Proposed cap on number of Welsh charity shops 'means up to a third might close'

Charity Retail Association chief executive Warren Alexander says action could 'hammer Welsh charities'

Warren Alexander
Warren Alexander

The Charity Retail Association has warned that proposals to cap the number of charity shops and reduce the rate relief they receive could cause up to a third of charity shops in Wales to close.

Edwina Hart, the Welsh business minister, announced yesterday that there would be a consultation on the proposals, contained in the Business Rates Wales Review, which was led by Brian Morgan, professor of entrepreneurship at Cardiff Metropolitan University and published in the summer.

Morgan’s review said consideration should be given to limiting rate relief to 50 per cent for larger charity shops trading in new goods and restricting the number of retail units eligible for charitable relief in any town. It also suggests restricting the number of premises they can occupy.

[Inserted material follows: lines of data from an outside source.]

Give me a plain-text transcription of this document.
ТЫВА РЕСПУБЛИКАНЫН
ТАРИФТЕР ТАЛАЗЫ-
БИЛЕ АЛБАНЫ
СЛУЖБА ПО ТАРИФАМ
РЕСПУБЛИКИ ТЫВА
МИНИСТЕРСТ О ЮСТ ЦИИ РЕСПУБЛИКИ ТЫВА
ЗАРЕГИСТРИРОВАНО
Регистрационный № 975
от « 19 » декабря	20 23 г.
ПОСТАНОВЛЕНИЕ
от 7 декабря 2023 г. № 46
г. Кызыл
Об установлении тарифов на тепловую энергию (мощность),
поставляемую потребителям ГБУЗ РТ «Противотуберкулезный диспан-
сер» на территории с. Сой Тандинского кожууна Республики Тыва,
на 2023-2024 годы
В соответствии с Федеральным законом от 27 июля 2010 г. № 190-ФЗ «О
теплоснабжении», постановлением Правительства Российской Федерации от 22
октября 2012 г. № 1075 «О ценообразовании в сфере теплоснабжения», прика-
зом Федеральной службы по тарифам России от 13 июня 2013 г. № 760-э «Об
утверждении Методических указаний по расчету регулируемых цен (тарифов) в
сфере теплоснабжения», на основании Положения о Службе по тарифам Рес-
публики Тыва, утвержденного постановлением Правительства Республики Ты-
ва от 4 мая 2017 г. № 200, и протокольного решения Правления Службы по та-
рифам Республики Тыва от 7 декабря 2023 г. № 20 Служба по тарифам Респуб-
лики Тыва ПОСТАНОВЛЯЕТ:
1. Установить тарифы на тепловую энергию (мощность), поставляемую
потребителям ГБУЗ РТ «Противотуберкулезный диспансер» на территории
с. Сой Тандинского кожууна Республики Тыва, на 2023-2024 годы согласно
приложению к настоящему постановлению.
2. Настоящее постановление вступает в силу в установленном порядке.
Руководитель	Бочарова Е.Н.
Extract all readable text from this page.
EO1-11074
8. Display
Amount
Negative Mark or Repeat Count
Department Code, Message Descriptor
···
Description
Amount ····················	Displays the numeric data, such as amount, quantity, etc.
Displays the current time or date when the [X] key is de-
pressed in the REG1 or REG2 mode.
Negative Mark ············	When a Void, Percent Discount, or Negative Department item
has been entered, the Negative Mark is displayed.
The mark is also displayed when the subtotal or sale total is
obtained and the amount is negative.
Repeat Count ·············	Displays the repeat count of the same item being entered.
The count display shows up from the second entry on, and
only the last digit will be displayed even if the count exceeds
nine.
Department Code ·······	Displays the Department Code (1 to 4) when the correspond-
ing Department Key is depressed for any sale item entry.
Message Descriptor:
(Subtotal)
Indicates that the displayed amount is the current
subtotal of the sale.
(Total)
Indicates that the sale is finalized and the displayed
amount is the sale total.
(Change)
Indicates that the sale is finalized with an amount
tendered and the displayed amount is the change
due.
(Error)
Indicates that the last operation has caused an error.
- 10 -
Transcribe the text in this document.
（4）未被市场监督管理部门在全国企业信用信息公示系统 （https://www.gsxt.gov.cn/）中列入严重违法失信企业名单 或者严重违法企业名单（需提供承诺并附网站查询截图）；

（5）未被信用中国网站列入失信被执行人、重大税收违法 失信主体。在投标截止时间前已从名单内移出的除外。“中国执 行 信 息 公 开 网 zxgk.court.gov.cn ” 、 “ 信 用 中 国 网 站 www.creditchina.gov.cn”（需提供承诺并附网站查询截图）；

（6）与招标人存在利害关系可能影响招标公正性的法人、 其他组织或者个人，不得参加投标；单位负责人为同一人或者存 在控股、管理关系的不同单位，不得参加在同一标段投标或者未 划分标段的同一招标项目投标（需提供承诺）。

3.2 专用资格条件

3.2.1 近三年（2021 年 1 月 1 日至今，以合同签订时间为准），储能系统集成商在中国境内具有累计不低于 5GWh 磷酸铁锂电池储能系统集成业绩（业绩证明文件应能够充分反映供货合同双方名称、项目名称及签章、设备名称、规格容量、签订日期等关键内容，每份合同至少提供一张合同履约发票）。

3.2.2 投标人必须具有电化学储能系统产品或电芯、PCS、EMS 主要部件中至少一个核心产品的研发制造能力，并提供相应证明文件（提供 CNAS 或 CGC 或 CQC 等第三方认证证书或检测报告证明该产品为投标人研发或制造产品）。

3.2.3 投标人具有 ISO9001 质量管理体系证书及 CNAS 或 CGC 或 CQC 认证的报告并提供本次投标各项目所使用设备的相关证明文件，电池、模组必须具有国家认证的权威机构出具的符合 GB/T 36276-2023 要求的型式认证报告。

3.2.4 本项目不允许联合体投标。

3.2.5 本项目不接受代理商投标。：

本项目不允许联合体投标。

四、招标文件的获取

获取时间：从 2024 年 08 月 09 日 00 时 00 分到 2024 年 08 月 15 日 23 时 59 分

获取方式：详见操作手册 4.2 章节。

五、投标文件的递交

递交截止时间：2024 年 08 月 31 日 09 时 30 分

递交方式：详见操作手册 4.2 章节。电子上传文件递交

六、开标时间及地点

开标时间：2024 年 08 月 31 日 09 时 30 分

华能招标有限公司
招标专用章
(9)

In her response to the review, Hart said Morgan would lead a consultation with charities and businesses to examine the evidence relating to his proposals on cutting rate relief for charity shops.

Warren Alexander, chief executive of the CRA, said that if the review’s proposals went ahead they would "hammer Welsh charities" and could lead to 160 more empty shops and 200 job losses in Wales.

He said charity shops raised £12m every year for Welsh charities and provided 700 jobs.

"We’re really disappointed that the Welsh government hasn’t rejected these proposals out of hand," said Alexander. "Our members suggest that up to a third of charity shops could close, which would wipe £4m off the money going to charity in Wales and create 160 extra empty shops. That could mean more than 200 jobs being lost. Those shops that did manage to stay open would be much less profitable.

"In essence, these proposals would hammer Welsh charities and are based on prejudice against charity shops, not on evidence as to what’s best for the high street.

"Charity shops are not responsible for the problems on the high street – and shutting them down will only create more empty shops and fewer jobs and volunteering placements for Welsh people."

The CRA has called for a meeting with the minister to discuss the impact of the proposals.

Gareth Morgan, general manager for Red Cross Retail in Wales, said the British Red Cross could lose up to £100,000 of profit if the proposals went ahead.

"The sharp increases in costs would mean that some of our shops would face closure, because maintaining them will not be a viable option – something that would only add to the further demise of our high streets," he said.

Andrew Hufford, director of income generation at the Welsh cancer charity Tenovus, said reducing rate relief to 50 per cent would have a direct impact on the cancer services it provides to Welsh people.